Well, I'm happy to say that the $1,000 price is way cheaper than a few years ago, when the low end printers went for a bit over $3,000. But, how do we turn this into a legit future for entrepreneur gamers, and hobbyists? Well, one project that started a few years back is RepRap, who based their idea around the self replication. That's right, you use a 3D printer to print a 3D printer! Granted you can't print every piece you need, but this does lower the price tag significantly - somewhere around $300-500. If you aren't up to the task of building a printer, but still want to make a prototype for your game pieces, or toy, Shapeways might be an option. It's like a combination of a 3D Kinkos, and Etsy; since you can sell your products on the sight in addition to making them. Though it might not be cost effective enough on a large scale, or depending on your budget. What I really want to see come into reality is a some kind of 3D printing Co-Op, printer sharing, or even rentals - something like ZipCar for 3D printer. Sadly not much like that really exists, except for this start-up Thinkklip, but from the looks of it they haven't gotten to far off the ground yet, which sucks, because I want them to soar like eagles.

(Bonus Update: Commenter - TheColonel - kindly hit me with a "You know nothing, John Snow" moment, and this sweet link for 3D Hubs. Which is essentially a networking site for 3D printing. I suggest you check it out, and find someone who won't mind you making D&D minis with their sweet ass machine.)

Personally I can't wait for 3D printing to become more accessible to the ordinary consumer, and DIY gaming community, because it's a damn Star Trek replicator (not a very high tech one, but baby steps people, baby steps), and that is cool as hell. Now while I can't sip hot earl grey tea with Patrick Stewart yet (or better yet a Marijuana. Cigarette. Tightly Rolled.), I would settle for a Die. 20 Sided. Red. At least to save me a few bones, so I can at least buy some tea with my favorite captain.
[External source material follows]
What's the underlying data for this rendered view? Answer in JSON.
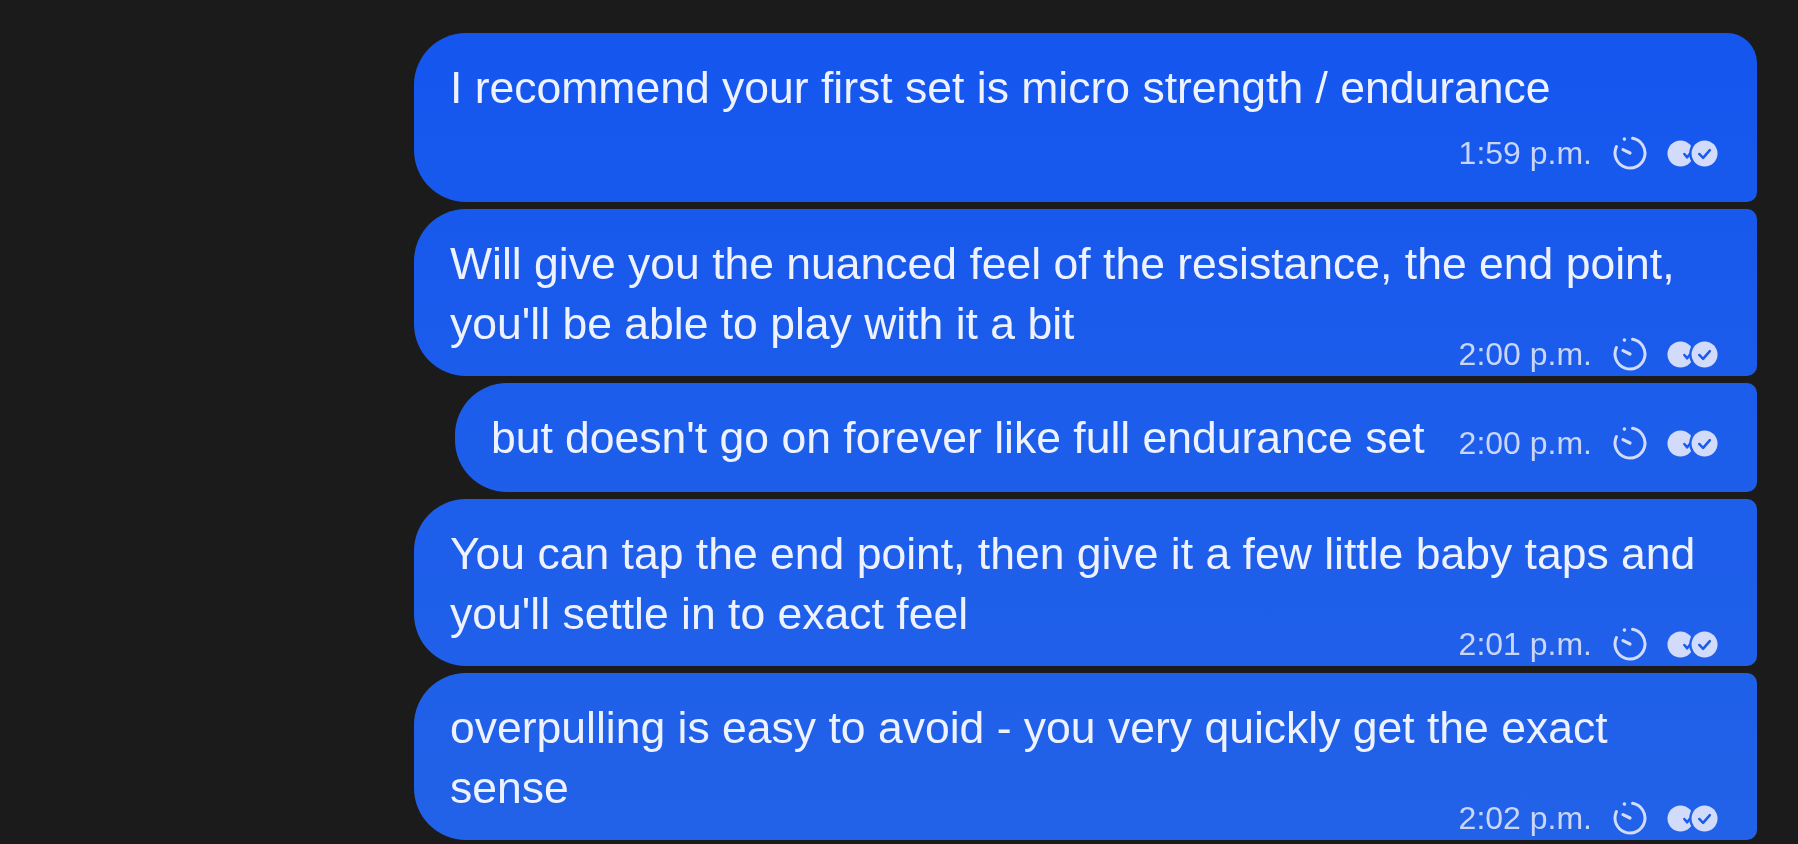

So what geeky trinket would you like to print?
And as always, leave us a comment. 
We like talking with you.
Especially if you have any advice, knowledge, or passion concerning 3D Printing.


  1. Public access 3D printers are further along than you think! Good regional hackerspaces should be considering them heavily, or you can "borrow" someone's private printer:


    Libraries are considering them too:



    1. Thank you for those links. None of that showed up on my radar when I've searched.

      3D Hubs is awesome by the way, and right in line with what I've been trying to find (so I will add it to the article).

      I also love libraries (the scent of books is something to be cherished in this touchscreen world), so it is great to read that some are getting equipped with this awesome tech - sadly none near me.